Étrangement, on a plutôt droit à des louanges...

En effet, au micro de Michel Auger, on l'entend dire : « Le bilan que le ministère a lui-même préparé est d'une grande transparence et d'une grande candeur quant à ce qui fonctionne, mais aussi quant à ce qui ne fonctionne pas [...] Il y a des choses qui fonctionnent bien dans ce qu'on fait, mais la ministre a été très candide, il y a place à l'amélioration. »

Y a-t-il une différence entre cette réponse et les lignes écrites par le service de presse de la ministre? On en doute.

Mais comparons maintenant avec la réaction d'un autre environnementaliste, Normand Mousseau, de l'UdeM: «Le bilan lui-même est extrêmement négatif. En gros, c'est presque un échec total de la politique. »
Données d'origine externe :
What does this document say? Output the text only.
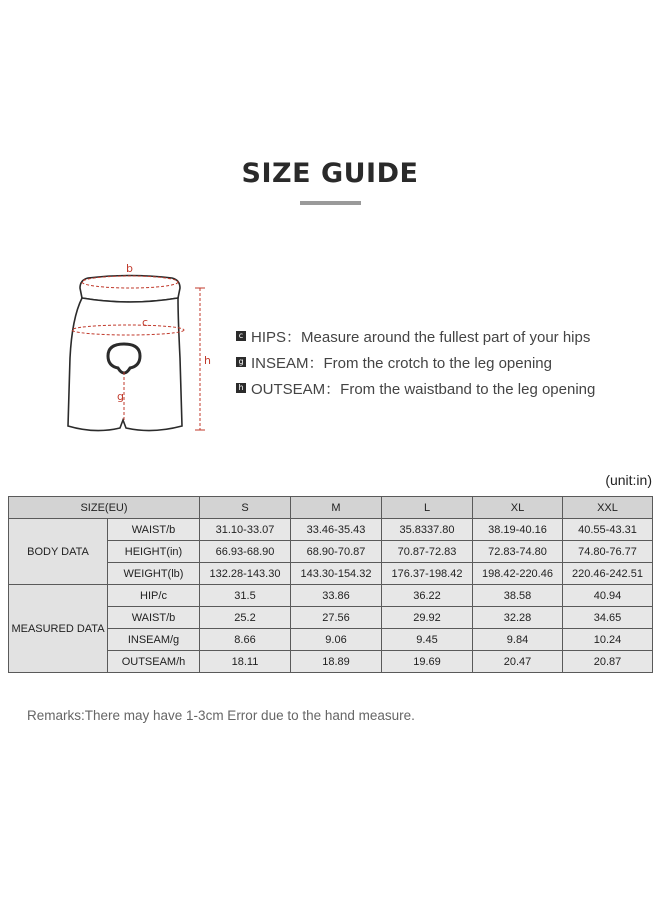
SIZE GUIDE
b
c
g
h
c HIPS：Measure around the fullest part of your hips
g INSEAM：From the crotch to the leg opening
h OUTSEAM：From the waistband to the leg opening
(unit:in)
SIZE(EU)		S	M	L	XL	XXL
BODY DATA	WAIST/b	31.10-33.07	33.46-35.43	35.8337.80	38.19-40.16	40.55-43.31
	HEIGHT(in)	66.93-68.90	68.90-70.87	70.87-72.83	72.83-74.80	74.80-76.77
	WEIGHT(lb)	132.28-143.30	143.30-154.32	176.37-198.42	198.42-220.46	220.46-242.51
MEASURED DATA	HIP/c	31.5	33.86	36.22	38.58	40.94
	WAIST/b	25.2	27.56	29.92	32.28	34.65
	INSEAM/g	8.66	9.06	9.45	9.84	10.24
	OUTSEAM/h	18.11	18.89	19.69	20.47	20.87
Remarks:There may have 1-3cm Error due to the hand measure.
On pourrait dire de M. Guilbeault qu'il est peut-être mesuré dans sa réaction. Qu'il cherche la convergence, plutôt que la divergence. Ce n'était pourtant pas le cas quelques jours plus tôt. Alors que le Parti Québécois s'apprêtait à annoncer son « Grand déblocage », la tribu écologiste s'est levée ce matin-là en recevant un tweet cassant de Guilbeault le vert :

On savait que Guilbeault avait appuyé le projet du REM depuis longtemps. Plusieurs autres le faisaient, mais par dépit, sachant que le BAPE et plusieurs spécialistes indépendants en avaient dénoncé les travers.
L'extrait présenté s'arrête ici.